Honduran presidential election could end conservatives' 12-year rule

Honduran presidential election could end conservatives' 12-year rule

Hondurans headed to the polls on Sunday to pick a new president, with leftist candidate Xiomara Castro hoping to oust the right-wing National Party, whose 12-year rule has been beset by graft scandals, chronic unemployment and waves of fleeing migrants.

If she wins, Castro would become the country's first female president and would mark the left's return to power for the first time since her husband, former president Manuel Zelaya, was deposed in a 2009 military coup.

She has gained favour from voters for her efforts to consolidate opposition to outgoing President Juan Orlando Hernandez, who has denied accusations of having ties to powerful gangs, among other corruption scandals. Recent voter surveys reinforced her status as the favourite to win.

The election is the latest political flashpoint in Central America, a major source of U.S.-bound migrants and key transit point for drug trafficking, and where concerns over increasingly authoritarian governments have grown.

Castro's main rival is the National Party's Nasry Asfura, a wealthy businessman and two-term mayor of the capital, Tegucigalpa, who has tried to distance himself from the unpopular incumbent.

National Party presidential candidate Nasry Asfura addresses supporters during a closing campaign rally, in Tegucigalpa, the Honduras capital, on Nov. 21. Asfura must overcome the unpopularity of the outgoing president and a deep economic slump in the Central American nation to extend the conservatives' dozen years in power. (Elmer Martinez/The Associated Press)

Hernandez's disputed 2017 re-election and its ugly aftermath looms large over Sunday's vote.

Widespread reports of irregularities provoked deadly protests claiming the lives of more than two dozen people, but Hernandez's election win was ultimately rubber-stamped by allies on the electoral council. Days later, it was vouched for by the government of then-U.S. president Donald Trump.

International observers

A large number of national and international election observers were set to monitor Sunday's voting, including an 80-person delegation from the Washington-based Organization of American States, led by former Costa Rican president Luis Guillermo Solis.

"The voice of the Honduran people must be respected and the process must not lead to acts of violence," Solis told Reuters.

Some 5.2 million Hondurans are eligible to vote.

The pre-election tension was showing in some Tegucigalpa neighbourhoods late Saturday, as some businesses boarded up storefront windows, and at least two auto dealerships located in an area near the president's offices had emptied their lots of cars. The neighbourhood has been the scene of raucous protests in the past.

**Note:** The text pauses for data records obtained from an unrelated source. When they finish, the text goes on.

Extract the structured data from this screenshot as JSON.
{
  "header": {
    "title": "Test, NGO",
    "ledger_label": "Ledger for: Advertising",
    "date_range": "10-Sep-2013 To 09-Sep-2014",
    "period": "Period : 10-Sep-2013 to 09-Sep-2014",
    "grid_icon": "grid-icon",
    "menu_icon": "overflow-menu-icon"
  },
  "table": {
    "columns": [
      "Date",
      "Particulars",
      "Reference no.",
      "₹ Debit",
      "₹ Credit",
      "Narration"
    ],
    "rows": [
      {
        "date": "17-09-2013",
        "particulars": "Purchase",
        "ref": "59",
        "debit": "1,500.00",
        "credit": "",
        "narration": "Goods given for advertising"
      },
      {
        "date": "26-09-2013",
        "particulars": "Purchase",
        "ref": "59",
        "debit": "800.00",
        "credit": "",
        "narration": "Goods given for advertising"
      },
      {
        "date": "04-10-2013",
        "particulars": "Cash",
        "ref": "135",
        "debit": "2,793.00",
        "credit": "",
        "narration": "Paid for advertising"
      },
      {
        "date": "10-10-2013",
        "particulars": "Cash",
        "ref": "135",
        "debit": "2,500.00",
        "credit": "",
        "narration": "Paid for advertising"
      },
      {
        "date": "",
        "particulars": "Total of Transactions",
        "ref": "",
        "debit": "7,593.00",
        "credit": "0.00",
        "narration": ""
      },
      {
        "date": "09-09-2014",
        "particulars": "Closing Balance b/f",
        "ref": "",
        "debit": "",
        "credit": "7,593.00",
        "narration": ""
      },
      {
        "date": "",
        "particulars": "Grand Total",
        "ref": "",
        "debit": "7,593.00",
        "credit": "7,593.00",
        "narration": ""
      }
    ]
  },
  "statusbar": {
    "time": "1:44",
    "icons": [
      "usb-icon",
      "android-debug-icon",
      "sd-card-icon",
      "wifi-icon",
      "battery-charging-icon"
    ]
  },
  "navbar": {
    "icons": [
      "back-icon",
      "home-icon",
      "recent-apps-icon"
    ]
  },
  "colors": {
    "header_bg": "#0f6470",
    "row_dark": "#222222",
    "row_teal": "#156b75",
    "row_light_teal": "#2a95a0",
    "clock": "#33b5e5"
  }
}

Workers install panels to protect the windows of a commercial building in preparation for possible unrest ahead of the election, in Tegucigalpa on Friday. (Jose Cabezas/Reuters)

Since primary elections in March, political violence has already claimed 31 lives, including local candidates and activists across all three major parties: Castro's Liberty and Refoundation (Libre) Party, the National Party and the centrist Liberal Party.

The latter was once part of a long-standing two-party duopoly along with the National Party, but it has fallen to a distant third place in most polls. It's presidential candidate is Yani Rosenthal, a former cabinet minister who only recently returned to Honduras after serving a three-year prison term in the United States after pleading guilty to money laundering.

In addition to the presidential race, voters are also deciding the composition of the country's 128-member unicameral Congress, plus officials for some 300 local governments.